Researchers at Berkshire, a unit of Guardian Life Insurance Company of America, New York, have published charts illustrating boomer disability resistance in a summary of results from a survey of 1,072 U.S. adults ages 18 and older.
Only 56% of boomers ages 45 to 54 and only 56% of adults ages 55 to 64 said they are willing to pay for disability coverage, compared with more than 75% of adults ages 18 to 44, the Guardian researchers report.
Boomers are more likely than younger workers to believe that they have enough savings set aside to cope with loss of income for at least a few months.
The share of participants who said they could cope with a disability lasting a year or longer was 18% for the 45-54 age group and 27% for the 55-64 age group.
The flip side is that even in the relatively asset-rich 55-64 age group, only 32% of survey participants said they have enough savings to cover 3 months of living expenses.
Some boomers may be counting on access to Social Security disability payments and generous pension plans and retirement savings plans to help them cope with lengthy disabilities.
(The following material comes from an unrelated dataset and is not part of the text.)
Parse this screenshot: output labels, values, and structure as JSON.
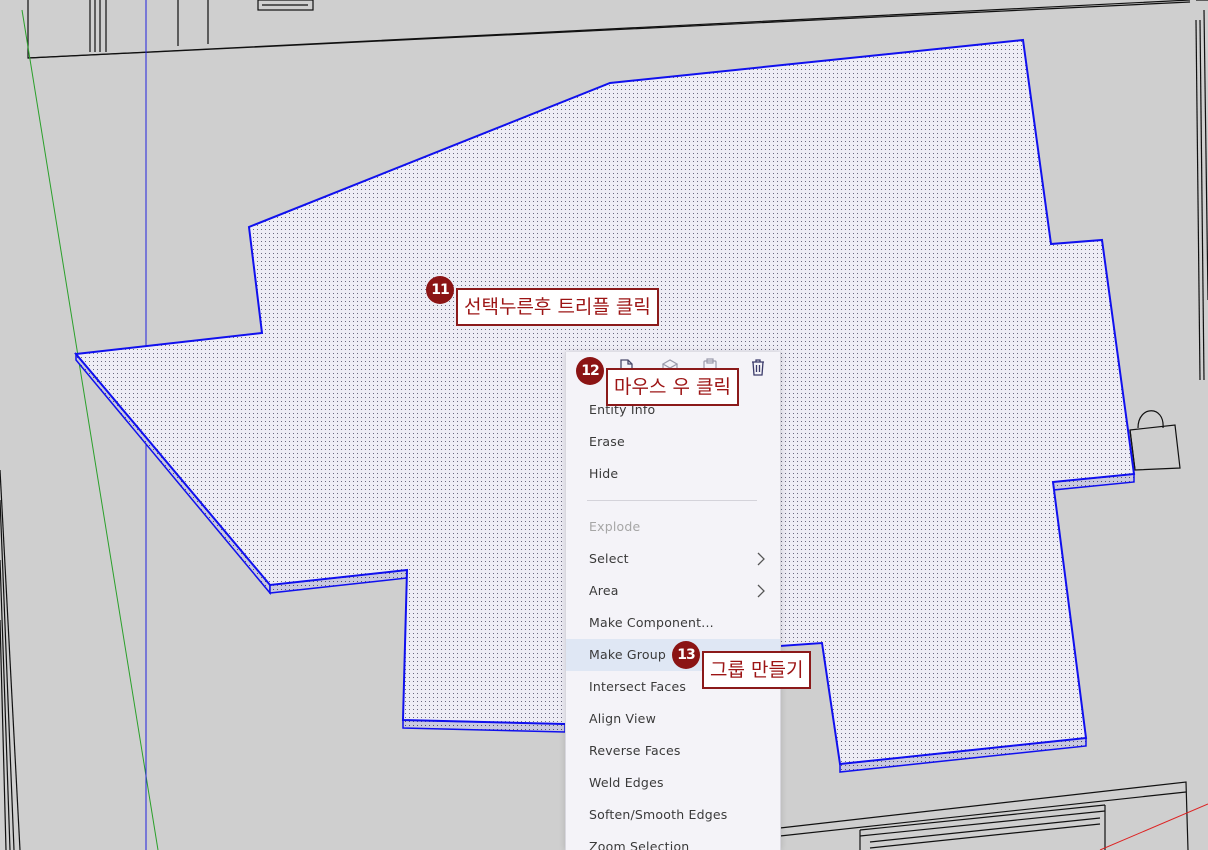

But many affluent boomers still have home mortgages, college-age children, sailboats and golfing habits to support, and the sheer number of boomers and members of earlier generations who continue to work for pay continues to grow rapidly.
In third quarter of 2006, for example, the number of U.S. employees in the 45-54 age category was about 34 million, up 33% from the total for the third quarter of 1996, according to the federal Bureau of Labor Statistics.
The number of employees increased 65%, to 19.5 million, for the 54-65 category, and 44%, to 5.3 million, for the 65-and-over category.
Meanwhile, the Guardian survey shows there is a significant gap between boomer interest in disability insurance and boomer purchases of disability insurance.
In the 45-54 age group, for example, only 47% of the participants said they use payroll deductions to pay for coverage.
In the 55-64 age group, only 28% of the participants have employers deduct disability insurance contributions.
Older workers often have to pay more than younger workers for disability coverage, particularly for voluntary supplemental coverage, but they also have a greater chance of using the coverage.
Berkshire has been trying to persuade workers to buy extra disability insurance coverage to protect an asset that should be close to the hearts of affluent boomers: retirement plan assets.